Dermer also remarked on Israel's regional status, and emphasized that Netanyahu's diplomacy has focused on resolving secondary issues to make way for the real strategic issues facing Israel. He cited the cease-fire with Hamas leaders in the Gaza Strip and the rapprochement with Turkey as two examples of this approach.
"We have to try and move as many non-strategic issues off the table," he said. "We are facing many fronts simultaneously…. The best juggler in the world could deal with five, six or seven balls – eventually one will drop."
Video courtesy of Jacob Kornbluh
With regard to Hamas, Dermer said, "Nobody is under any illusions about Hamas, but when it comes to threats facing Israel, they are going to have to wait in line because we've got bigger fish we need to deal with." He said the same goes for Turkey: "No one is under any illusions about the Turkish government, but if we can remove something from the agenda, take half of it off the plate with a minimal price, then that's what we have to do."
Dermer also discussed the situation in Egypt and Jordan, comparing the Sinai Peninsula with the "Wild West" of terror groups. "The situation in Sinai is completely unstable and almost every terror group in the region is setting up shop over there," he said.
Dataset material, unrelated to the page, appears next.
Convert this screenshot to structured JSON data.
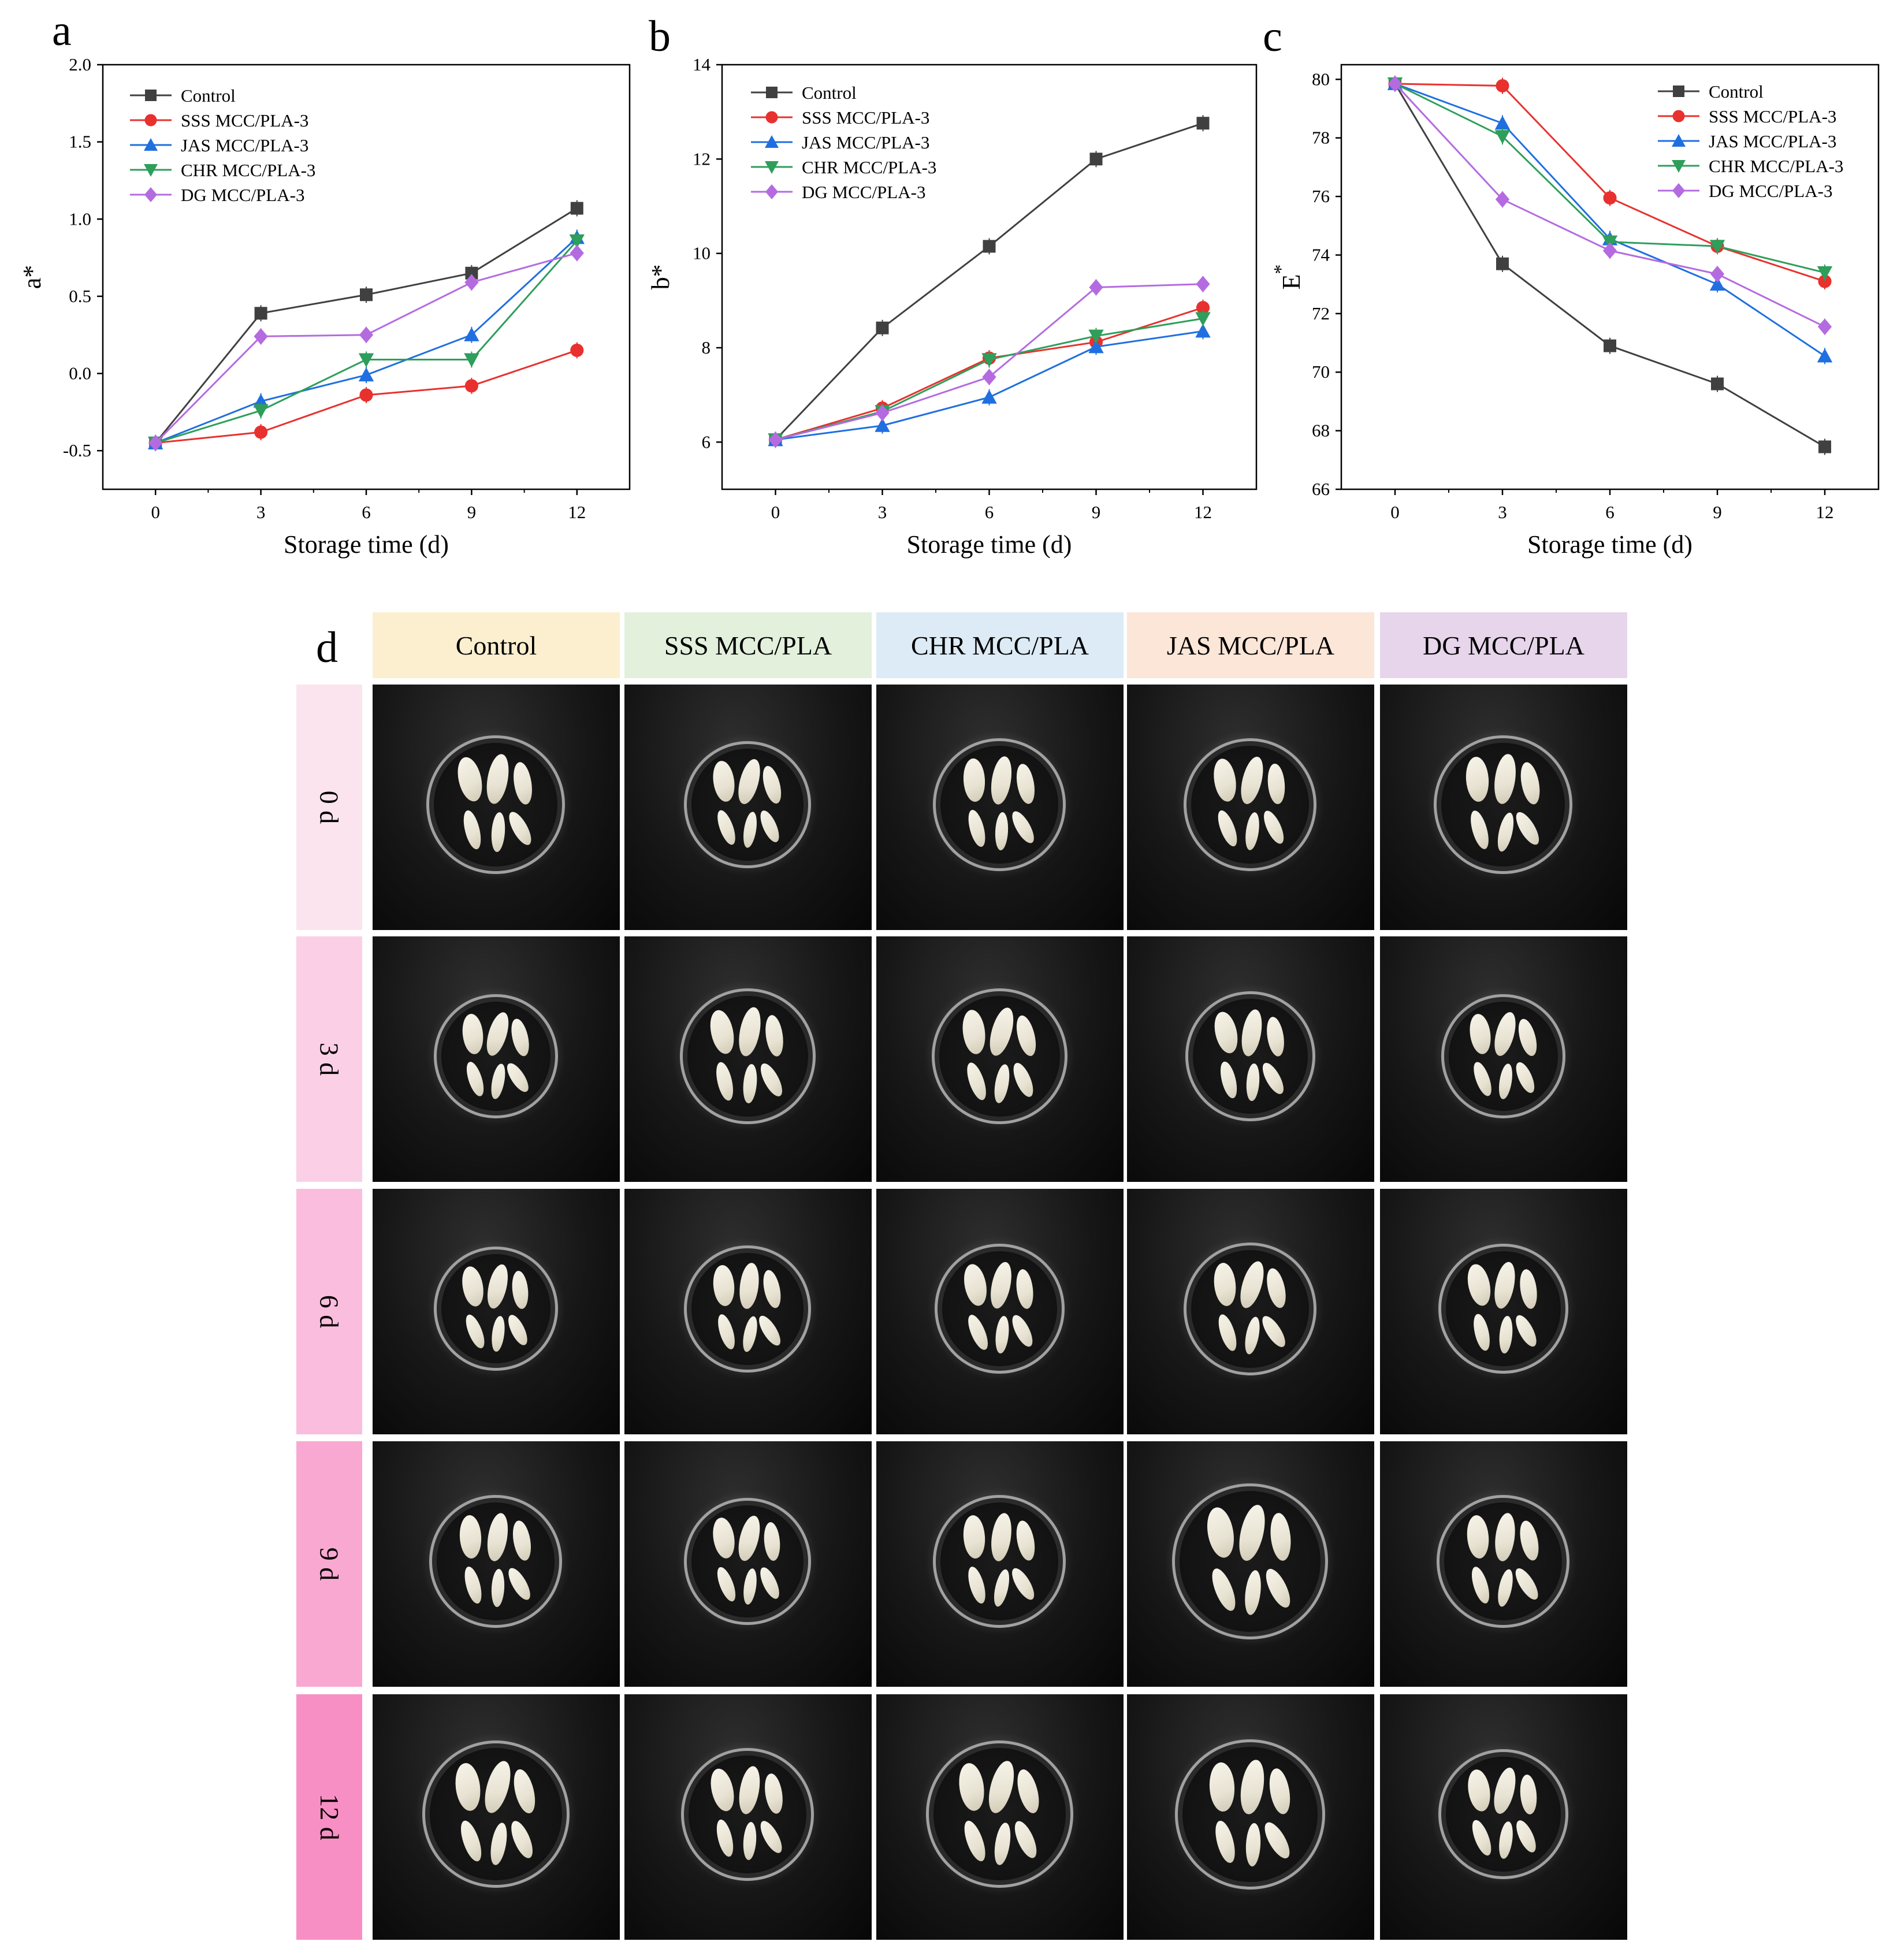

Meanwhile, in Israel's other neighbor Jordan, King Abdullah is facing unprecedented pressure since taking the throne: He faces enormous political challenges and demands for reform, Dermer told the crowd.
Finally, Dermer also denied claims from American experts that Israel fudged data about the performance of Iron Dome anti-missile defense system rockets.
"I was with the prime minister in the war room during the war [in Gaza]," he said. "When the IDF chief of staff walks into the room, it's what we would call a 'no-spin zone.' In that room, you have to tell the truth to the prime minister, because it’s a matter of life and death. Iron Dome works, and it works brilliantly."